Jo Harvelle, age 13:

The blade felt right between my fingers, like it was made for me and not my dad (Harvelle and don't you forget that).

I could picture myself fighting, hunting just like him, all I needed to know was how to throw a knife, and that was too easy.

Before I could lift the blade, he took it. Worry was growing in his honey brown eyes, as he said over and over that I wasn't ready.

"Teach me how to throw it, please. I'll need the skill someday, please, please, please."

The pleases went on for a while, until he finally broke down (like always).

"Fine, but don't tell your mother. She'll take away my whisky for a whole year if she even heard your name and knife near each other."

It was harder then I thought, but Harvelle's never give up, or at lest we go down kicking and screaming.

When I finally got the target there were a million nicks in the wall, dad was so happy that he even gave me my own knife.

"That's my girl."

The nicks were gone, along with everything that was the Harvelle family.

All I had left of my father was a small knife, and his blond hair.

Smoke was everywhere, the faint smell of burning skin, and a grave yard in front of me.

I couldn't move, everything felt numb and useless, I'll I could do was lay there, burning.

"Jo?"

Someone hand grabbed my shoulders, and started to shake me. I couldn't see them; all I could do was feel their cool hands smothering the burning skin that I was covered in.

"Jo!"

I felt light as the ground became further away, then everything went black.

The feelings came back too soon; my body was burning like someone dosed me in gasoline and decided I was a candle.

The pain was muffled with the white sheets that covered me; I had never seen so many blankets in my life, blue ones, red ones and black ones.

"She's been out for most of the day; I'll call you when she wakes up. Yep, bye, Ellen."

'Ellen! She's alive?'

"Everything hurts."

My voice was hoarse and with the long awaited words came a lot of coughing.

"Jo, good you're awake."

The warm hands that had saved him from the burning ground belonged to the one and only Dean Winchester.

"How are you feeling?"

I flinched as he touched the wounds, starting to rebandage them.

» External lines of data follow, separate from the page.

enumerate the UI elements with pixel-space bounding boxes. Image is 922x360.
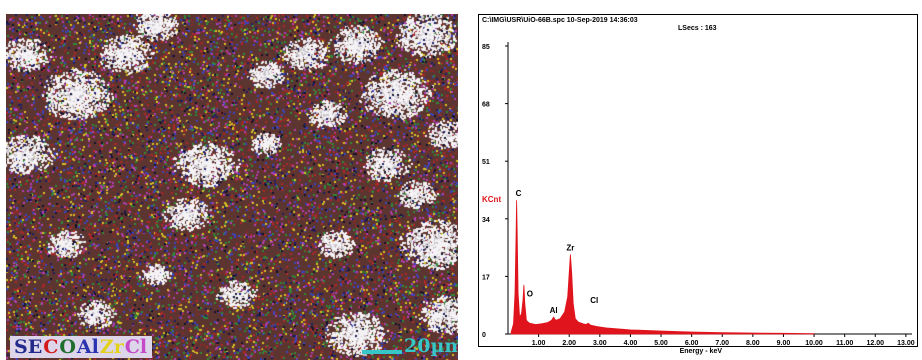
peak-label-al: Al: [550, 306, 558, 315]
legend-o: O: [59, 336, 76, 358]
x-tick-label: 1.00: [532, 340, 546, 347]
y-tick-label: 34: [482, 217, 490, 224]
x-axis-label: Energy - keV: [680, 348, 723, 355]
y-tick-label: 68: [482, 102, 490, 109]
spectrum-file-header: C:\IMG\USR\UiO-66B.spc 10-Sep-2019 14:36…: [482, 17, 638, 24]
x-tick-label: 12.00: [867, 340, 885, 347]
x-tick-label: 4.00: [624, 340, 638, 347]
legend-c: C: [43, 336, 59, 358]
scale-bar: [362, 350, 402, 354]
y-tick-label: 17: [482, 274, 490, 281]
x-tick-label: 13.00: [897, 340, 915, 347]
x-tick-label: 8.00: [746, 340, 760, 347]
legend-al: Al: [76, 336, 99, 358]
x-tick-label: 5.00: [654, 340, 668, 347]
x-tick-label: 10.00: [805, 340, 823, 347]
x-tick-label: 9.00: [777, 340, 791, 347]
scale-label: 20µm: [404, 335, 458, 357]
eds-spectrum-panel: C:\IMG\USR\UiO-66B.spc 10-Sep-2019 14:36…: [478, 14, 922, 360]
y-tick-label: 0: [482, 332, 486, 339]
x-tick-label: 7.00: [715, 340, 729, 347]
peak-label-o: O: [527, 290, 533, 299]
legend-cl: Cl: [124, 336, 148, 358]
peak-label-cl: Cl: [590, 296, 598, 305]
spectrum-frame: [478, 14, 918, 347]
legend-se: SE: [14, 336, 43, 358]
y-tick-label: 51: [482, 159, 490, 166]
element-legend: SECOAlZrCl: [10, 336, 153, 358]
y-axis-label: KCnt: [482, 195, 501, 204]
eds-spectrum-chart: 0 17 34 51 68 85 1.00 2.00 3.00 4.00 5.00 6.00 7.00 8…: [482, 42, 915, 355]
elemental-map: SECOAlZrCl 20µm: [6, 14, 458, 360]
y-tick-label: 85: [482, 44, 490, 51]
x-tick-label: 11.00: [836, 340, 853, 347]
x-tick-label: 6.00: [685, 340, 699, 347]
spectrum-area: [510, 200, 815, 335]
spectrum-live-seconds: LSecs : 163: [678, 25, 717, 32]
x-tick-label: 2.00: [562, 340, 576, 347]
elemental-map-image: [6, 14, 458, 360]
peak-label-zr: Zr: [566, 243, 574, 252]
legend-zr: Zr: [99, 336, 124, 358]
peak-label-c: C: [516, 189, 522, 198]
x-tick-label: 3.00: [593, 340, 607, 347]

"Peachy, where am I? Where's Ellen?"

It hurt to speak, like tiny flecks of my throat were coming off every time I said a word, but I needed to know if she was alive, right now she was my world, the only thing I had left.

"Ellen's at Bobby's, and we're in a hotel a few miles away from the road house. You wouldn't have made it all the way to Bobby's, so we stopped here. Now, shut up, I don't want you to die because you wouldn't stop yapping."

I watched him in silence, the way his hands moved, gently trying not to hurt anything, it was strange to see him like this, without the mask of a smile.

His hands were rough like sand paper on china, the pain surged with just one touch.

Most of my body was red with heat; the worst burnt parts were my finger tips, red and brown.

Flashes of memories began to surface in my mind, burning bones and shallow graves.

"You can tell my mom that I buried Ash, every bit of him."